In weniger als drei Minuten bin ich schreibbereit. Das ist kein Rekord, nur ein Mittelwert. Um dorthin zu kommen, habe ich viel Zeit gebraucht. Ich veröffentliche meine Notizen mit dem statischen Webgenerator Hugo und ich will gar nicht wissen, wie viel Zeit ich da hereingesteckt habe, um es so geschmeidig zu bedienen.

Angenommen, diese Zeit bis zum Losschreiben dauert nur eine Minute: Hätte ich in diesem Jahr statt 60 Notizen schon 100 geschrieben? Ich glaube nicht. Denn es geht nicht um Geschwindigkeit, sondern um das Sagen- und um das Schreibenwollen.

In den letzten Wochen ging bei mir alles langsamer, zähflüssiger. Das Homeschooling bremste mich herunter und ich habe einige Deadlines gerissen. Das nervte. Oft hatte ich immer nur eine Viertelstunde und versuchte in dieser kurzen Zeit noch einen halbwegs sinnvollen Gedanken auf den Bildschirm zu bekommen. Manchmal war das so hektisch, dass ich die Zeitmessung vergaß. Oder: Durch die vielen Unterbrechungen verlängerte sich auch die Zeit, die ich für die Arbeiten benötigte.

Dieses ständige Stop-and-Go, das ständige neue Anfahren und Orientieren kostet einfach Zeit. Wie viel davon sollte ich meinem Auftraggeber berechnen?

Natürlich könnte ich diese Zeit einfach draufschlagen und hoffen, dass mein Kunde meine missliche Lage versteht und zahlt. Aber so ticke ich nicht. Leider. Denn so zermartere ich mein Hirn und frage mich, welche Zeit nun angemessen ist für die Aufträge, die in extremer Stückelung entstanden sind.

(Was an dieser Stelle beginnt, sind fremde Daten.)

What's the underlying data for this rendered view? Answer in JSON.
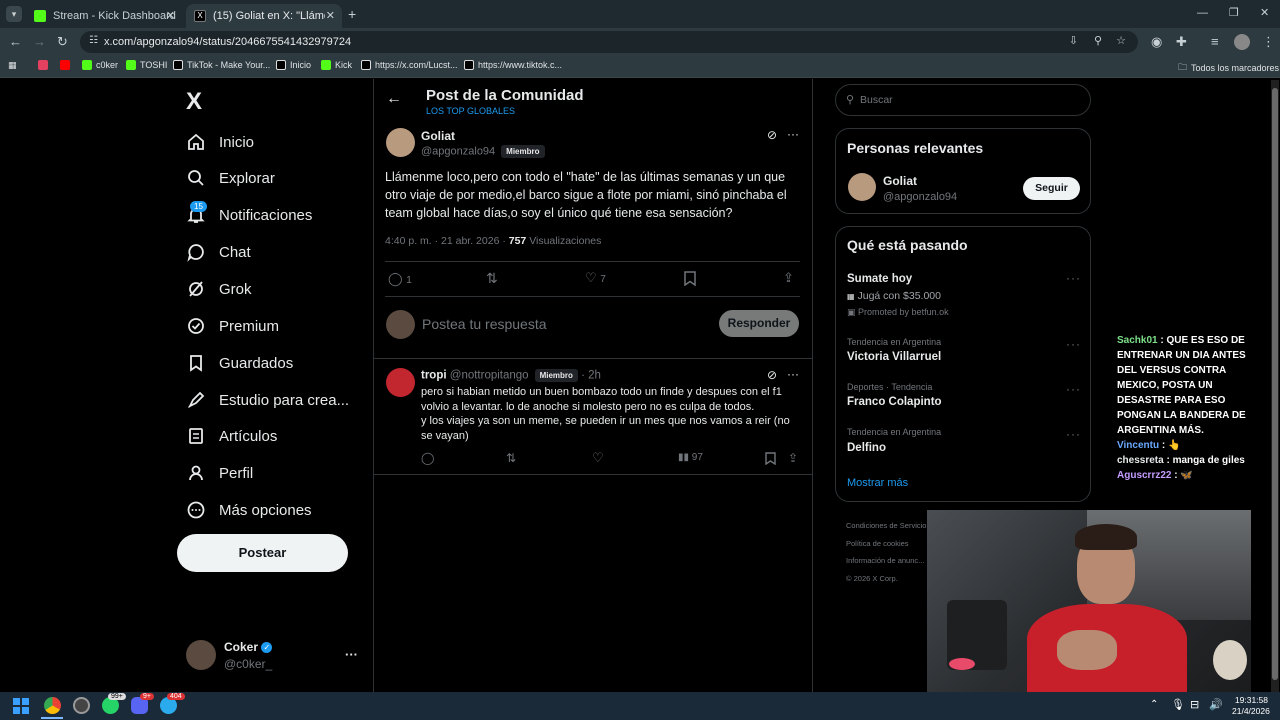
{
  "browser": {
    "tabs": [
      {
        "title": "Stream - Kick Dashboard",
        "favicon_color": "#53fc18"
      },
      {
        "title": "(15) Goliat en X: \"Llámenme loc",
        "favicon_color": "#000000"
      }
    ],
    "new_tab": "+",
    "url": "x.com/apgonzalo94/status/2046675541432979724",
    "bookmarks": [
      {
        "label": "",
        "color": "#e4405f"
      },
      {
        "label": "",
        "color": "#ff0000"
      },
      {
        "label": "c0ker",
        "color": "#53fc18"
      },
      {
        "label": "TOSHI",
        "color": "#53fc18"
      },
      {
        "label": "TikTok - Make Your...",
        "color": "#ffffff"
      },
      {
        "label": "Inicio",
        "color": "#ffffff"
      },
      {
        "label": "Kick",
        "color": "#53fc18"
      },
      {
        "label": "https://x.com/Lucst...",
        "color": "#ffffff"
      },
      {
        "label": "https://www.tiktok.c...",
        "color": "#ffffff"
      }
    ],
    "all_bookmarks": "Todos los marcadores"
  },
  "sidebar": {
    "logo": "X",
    "notif_count": "15",
    "items": [
      {
        "label": "Inicio",
        "icon": "home-icon"
      },
      {
        "label": "Explorar",
        "icon": "search-icon"
      },
      {
        "label": "Notificaciones",
        "icon": "bell-icon"
      },
      {
        "label": "Chat",
        "icon": "chat-icon"
      },
      {
        "label": "Grok",
        "icon": "grok-icon"
      },
      {
        "label": "Premium",
        "icon": "premium-icon"
      },
      {
        "label": "Guardados",
        "icon": "bookmark-icon"
      },
      {
        "label": "Estudio para crea...",
        "icon": "rocket-icon"
      },
      {
        "label": "Artículos",
        "icon": "article-icon"
      },
      {
        "label": "Perfil",
        "icon": "profile-icon"
      },
      {
        "label": "Más opciones",
        "icon": "more-icon"
      }
    ],
    "post_button": "Postear",
    "account": {
      "name": "Coker",
      "handle": "@c0ker_"
    }
  },
  "main": {
    "header_title": "Post de la Comunidad",
    "header_subtitle": "LOS TOP GLOBALES",
    "post": {
      "author": "Goliat",
      "handle": "@apgonzalo94",
      "member_badge": "Miembro",
      "text": "Llámenme loco,pero con todo el \"hate\" de las últimas semanas y un que otro viaje de por medio,el barco sigue a flote por miami, sinó pinchaba el team global hace días,o soy el único qué tiene esa sensación?",
      "time": "4:40 p. m. · 21 abr. 2026 · ",
      "views": "757",
      "views_label": " Visualizaciones",
      "replies": "1",
      "likes": "7"
    },
    "reply_box": {
      "placeholder": "Postea tu respuesta",
      "button": "Responder"
    },
    "reply": {
      "author": "tropi",
      "handle": "@nottropitango",
      "member_badge": "Miembro",
      "time": "· 2h",
      "text_1": "pero si habian metido un buen bombazo todo un finde y despues con el f1 volvio a levantar. lo de anoche si molesto pero no es culpa de todos.",
      "text_2": "y los viajes ya son un meme, se pueden ir un mes que nos vamos a reir (no se vayan)",
      "views": "97"
    }
  },
  "right": {
    "search_placeholder": "Buscar",
    "relevant_title": "Personas relevantes",
    "relevant_user": {
      "name": "Goliat",
      "handle": "@apgonzalo94",
      "follow": "Seguir"
    },
    "trending_title": "Qué está pasando",
    "trends": [
      {
        "context": "",
        "title": "Sumate hoy",
        "sub": "Jugá con $35.000",
        "promo": "Promoted by betfun.ok"
      },
      {
        "context": "Tendencia en Argentina",
        "title": "Victoria Villarruel"
      },
      {
        "context": "Deportes · Tendencia",
        "title": "Franco Colapinto"
      },
      {
        "context": "Tendencia en Argentina",
        "title": "Delfino"
      }
    ],
    "show_more": "Mostrar más",
    "footer": [
      "Condiciones de Servicio",
      "Política de cookies",
      "Información de anunc...",
      "© 2026 X Corp."
    ]
  },
  "stream_chat": [
    {
      "user": "Sachk01",
      "user_color": "#7ee08a",
      "msg": "QUE ES ESO DE ENTRENAR UN DIA ANTES DEL VERSUS CONTRA MEXICO, POSTA UN DESASTRE PARA ESO PONGAN LA BANDERA DE ARGENTINA MÁS."
    },
    {
      "user": "Vincentu",
      "user_color": "#6aa8ff",
      "msg": "👆"
    },
    {
      "user": "chessreta",
      "user_color": "#e7e9ea",
      "msg": "manga de giles"
    },
    {
      "user": "Aguscrrz22",
      "user_color": "#c59cff",
      "msg": "🦋"
    }
  ],
  "taskbar": {
    "time": "19:31:58",
    "date": "21/4/2026",
    "badges": [
      "99+",
      "9+",
      "404"
    ]
  }
}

Letztlich geht es hier ja um meine eigenen und die Erwartungen der Kunden. Und es geht um gegenseitiges Vertrauen. Ich weiß, wie lange ein Auftrag dauern sollte und oft genug schreibe ich etwas weniger Zeit auf, wenn das für meinen Geschmack zu lange gedauert hat.

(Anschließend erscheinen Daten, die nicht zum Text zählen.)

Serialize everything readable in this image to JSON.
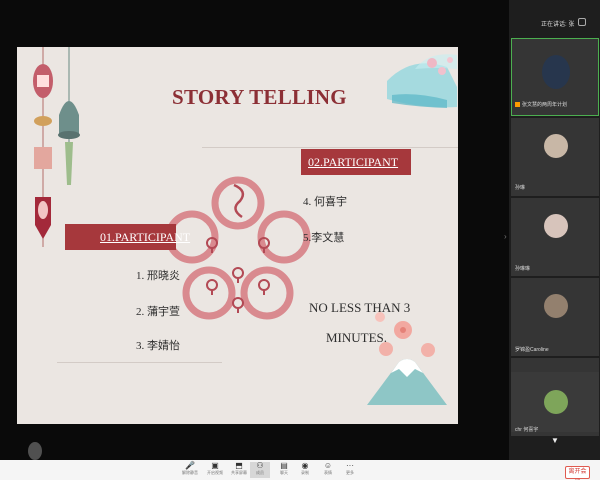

Wahrscheinlich ist das zu nett, andere machen das nicht. Sicherlich würde der Klempner eher als Unternehmer denken als ich. Der schreibt alles in seine Handwerkerrechnung. Auch die Zeit, die er braucht, um nach Hause zu fahren, weil er Werkzeug vergessen hat und auch, wenn er bedeutungsvoll am Auto hockt, um gleichzeitig Kaffee zu trinken, zu rauchen und jemanden anzurufen. Das scheint zu funktionieren.

Zu Beginn meiner Berufslaufbahn als Redakteur sagte mein Chefredakteur, dass wir keine Artikel mit kleinen Beipackzetteln drucken können, auf denen eine detaillierte Erklärung steht, warum der Artikel nicht so toll geworden ist, wie wir das erhofft haben. Den Leser interessiert das nicht. Der Auftraggeber will es schnell haben, aber auch gut. Wenn beides passt, dann bin ich mit meinem Narrativ ziemlich allein unterwegs und muss damit entsprechend umgehen.

Vielleicht ist die Antwort beim nächsten Mal: Manchmal dauert es nun mal länger. Aber letztlich ist doch alles gut, oder?

Diese etwas launige Notiz ist nun zu Ende.

Nach dem nochmaligen Durchlesen und der schnellen Textkorrektur veröffentliche ich die neue Seite mit ./deploy, füge sie meinem GIT-Repository zu mit “git add .“ und commit -am “neue Notiz: Wie schnell darf etwas sein?“ und dann schiebe ich es mit “git push“ in mein Repository. Dauert etwa 1 Minute.